Working length, apical size, and obturation technique
|Canal||Working Length||Apical Size, Taper||Obturation Materials and Techniques|
|Single||19.0 mm||35, .04||Zinc oxide non-eugenol sealer,
Third visit (2-month follow-up): The Pt returned and reported that tooth #29 was free from symptoms. The numbness on the mental area had resolved and the tooth showed no tenderness to percussion, palpation, or biting, although the temporary restoration of the cervical area had been lost. PA radiography revealed that the root canal filling of tooth #29 was acceptable and the PARL of this tooth was reduced in size, although the cervical carious lesion had expanded (Figure 11.5). The tooth was scheduled for permanent restoration.

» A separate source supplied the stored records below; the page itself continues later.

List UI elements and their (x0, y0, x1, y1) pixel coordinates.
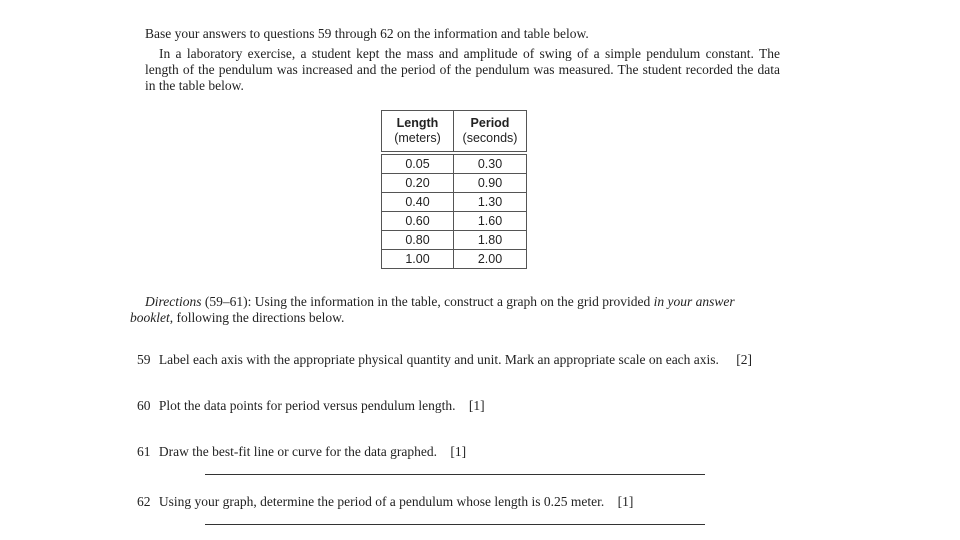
period-cell: 1.80 (454, 231, 527, 250)
length-cell: 0.60 (382, 212, 454, 231)
table-header-row (382, 111, 527, 154)
table-row (382, 174, 527, 193)
table-row (382, 250, 527, 269)
question-text: Using your graph, determine the period of a pendulum whose length is 0.25 meter. (158, 494, 605, 509)
answer-line-61[interactable] (205, 474, 705, 475)
question-marks: [1] (617, 494, 634, 509)
table-row (382, 231, 527, 250)
period-cell: 1.60 (454, 212, 527, 231)
period-cell: 1.30 (454, 193, 527, 212)
question-number: 62 (137, 494, 151, 509)
question-59 (137, 352, 752, 368)
question-number: 59 (137, 352, 151, 367)
question-number: 61 (137, 444, 151, 459)
length-cell: 0.40 (382, 193, 454, 212)
header-period (454, 111, 527, 154)
answer-line-62[interactable] (205, 524, 705, 525)
table-row (382, 153, 527, 174)
directions-label: Directions (145, 294, 202, 309)
length-cell: 1.00 (382, 250, 454, 269)
header-length-unit: (meters) (394, 131, 441, 145)
question-marks: [2] (736, 352, 753, 367)
length-cell: 0.05 (382, 153, 454, 174)
header-length-label: Length (396, 116, 439, 130)
lab-paragraph-text: In a laboratory exercise, a student kept the mass and amplitude of swing of a simple pendulum constant. The length of the pendulum was increased and the period of the pendulum was measured. The student recorded the data in the table below. (145, 46, 780, 93)
table-row (382, 193, 527, 212)
period-cell: 0.90 (454, 174, 527, 193)
directions-paragraph (130, 294, 780, 326)
question-number: 60 (137, 398, 151, 413)
question-text: Plot the data points for period versus pendulum length. (158, 398, 456, 413)
period-cell: 2.00 (454, 250, 527, 269)
table-row (382, 212, 527, 231)
header-length (382, 111, 454, 154)
length-cell: 0.80 (382, 231, 454, 250)
question-marks: [1] (468, 398, 485, 413)
header-period-unit: (seconds) (462, 131, 518, 145)
question-text: Label each axis with the appropriate physical quantity and unit. Mark an appropriate scale on each axis. (158, 352, 719, 367)
question-62 (137, 494, 633, 510)
directions-rest: , following the directions below. (169, 310, 345, 325)
header-period-label: Period (470, 116, 510, 130)
intro-text: Base your answers to questions 59 through 62 on the information and table below. (145, 26, 589, 41)
question-61 (137, 444, 466, 460)
directions-emphasis: in your answer booklet (130, 294, 735, 325)
data-table (381, 110, 527, 269)
directions-range: (59–61): Using the information in the table, construct a graph on the grid provided (204, 294, 651, 309)
period-cell: 0.30 (454, 153, 527, 174)
lab-paragraph (145, 46, 780, 94)
question-60 (137, 398, 485, 414)
question-marks: [1] (450, 444, 467, 459)
length-cell: 0.20 (382, 174, 454, 193)
question-text: Draw the best-fit line or curve for the data graphed. (158, 444, 438, 459)
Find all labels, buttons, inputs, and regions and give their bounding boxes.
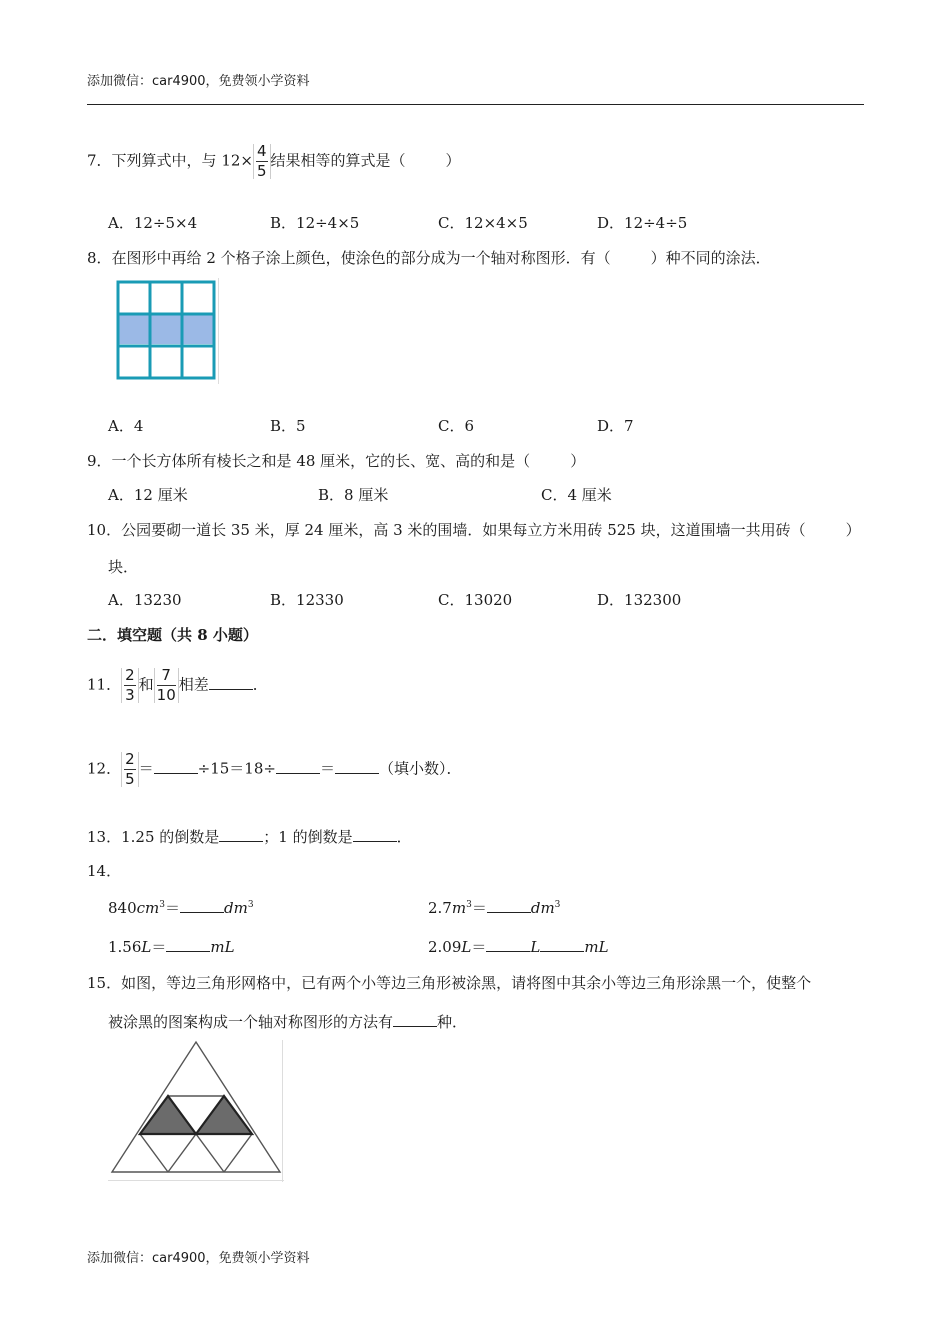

Fourth visit (15-month follow-up): At the postoperative (PO) evaluation, the Pt was asymptomatic and the tooth had been restored with a cast metal post and core, and a full metal crown. There was no tenderness to percussion, palpation, or biting. Radiographic examination revealed that tooth #29 showed a complete resolution of PARL (Figure 11.6, 11.6).